Hewitt asked Buttigieg about that directly. "A very blunt question, because you talk about going to every Jefferson-Jackson dinner in Indiana when you were running statewide," he said. "Should Jefferson-Jackson dinners be renamed everywhere because both were holders of slaves?"
Buttigieg began by talking about Andrew Jackson. Jackson and his supporters formed the Democratic Party as it still exists today.
"Yeah, we're doing that in Indiana. I think it's the right thing to do," said Mayor Pete. "You know, over time, you develop and evolve on the things you choose to honor. And I think we know enough, especially Jackson, you know, you just look at what basically amounts to genocide that happened here."
He moved on to Jefferson, Founding Father, memorialized in Washington, D.C. and primary author of the Declaration of Independence.
"Jefferson's more problematic. You know, there's a lot to, of course, admire in his thinking and his philosophy. Then again, as you plunge into his writings, especially the Notes on the State of Virginia, you know that he knew that slavery was wrong," he continued.
"Yes," said Hewitt. A rather short exchange on an extremely complex topic, particularly referencing Notes, one of Jefferson's most important writings, in a rather passing fashion. Although, such is the nature of a podcast and time constraints.
"Yet, he did it," Buttigieg continued, referring to Jefferson having owned many hundreds of slaves despite writing against slavery. "Now we're all morally conflicted human beings. And it's not like we're blotting him out of the history books, or deleting him from being the Founding Fathers. But you know, naming something after somebody confers a certain amount of honor."
"And at a time, I mean, the real reason I think there's a lot of pressure on this is the relationship between the past and the present, that we're finding in a million different ways that racism isn't some curiosity out of the past that we're embarrassed about but moved on from. It's alive, it's well, it's hurting people," he said. "And it's one of the main reasons to be in politics today is to try to change or reverse the harms that went along with that. Then, we'd better look for ways to live out and honor that principle, even in a symbolic thing."

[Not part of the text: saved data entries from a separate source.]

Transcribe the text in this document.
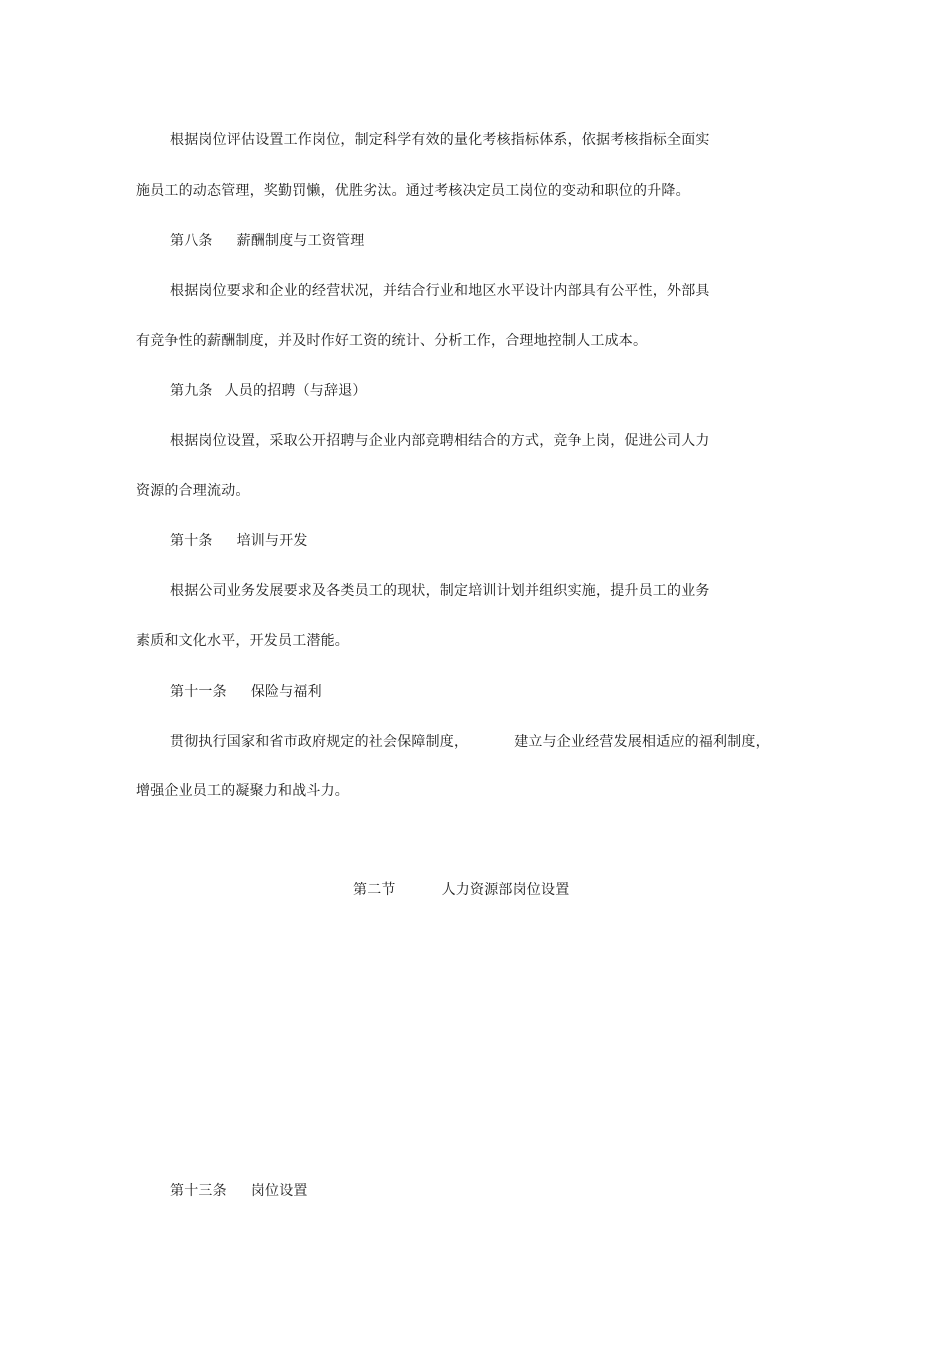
根据岗位评估设置工作岗位，制定科学有效的量化考核指标体系，依据考核指标全面实
施员工的动态管理，奖勤罚懒，优胜劣汰。通过考核决定员工岗位的变动和职位的升降。
第八条 薪酬制度与工资管理
根据岗位要求和企业的经营状况，并结合行业和地区水平设计内部具有公平性，外部具
有竞争性的薪酬制度，并及时作好工资的统计、分析工作，合理地控制人工成本。
第九条 人员的招聘（与辞退）
根据岗位设置，采取公开招聘与企业内部竞聘相结合的方式，竞争上岗，促进公司人力
资源的合理流动。
第十条 培训与开发
根据公司业务发展要求及各类员工的现状，制定培训计划并组织实施，提升员工的业务
素质和文化水平，开发员工潜能。
第十一条 保险与福利
贯彻执行国家和省市政府规定的社会保障制度，	建立与企业经营发展相适应的福利制度，
增强企业员工的凝聚力和战斗力。
第二节	人力资源部岗位设置
第十三条 岗位设置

Buttigieg's comment that "it's not like we're blotting him out of the history books, or deleting him from being the Founding Fathers" is the one that ought to provoke the most commentary, and it touches on the issues that some on the right have been discussing for a while now in cases such as the removal of Civil War statues and memorials and other instances of honoring people from the past. Although the debate over such issues is usually flatly declarative and lacking nuance or subtle differentiation, it nevertheless requires those things and will remain unresolved until we have them.
But regrardless of necessity, what likely will garner more attention, aside from the simple fact of his stating his support, is that he related the moral necessity of the action to the particular current political climate. "At a time" he began to say, before revising and saying that there is a lot of pressure now because of how bad things are. It was sort of high-minded way of saying that the Trump era is a parallel racism to slavery, and that he and other Democrats are running for office to "try to change or reverse" it.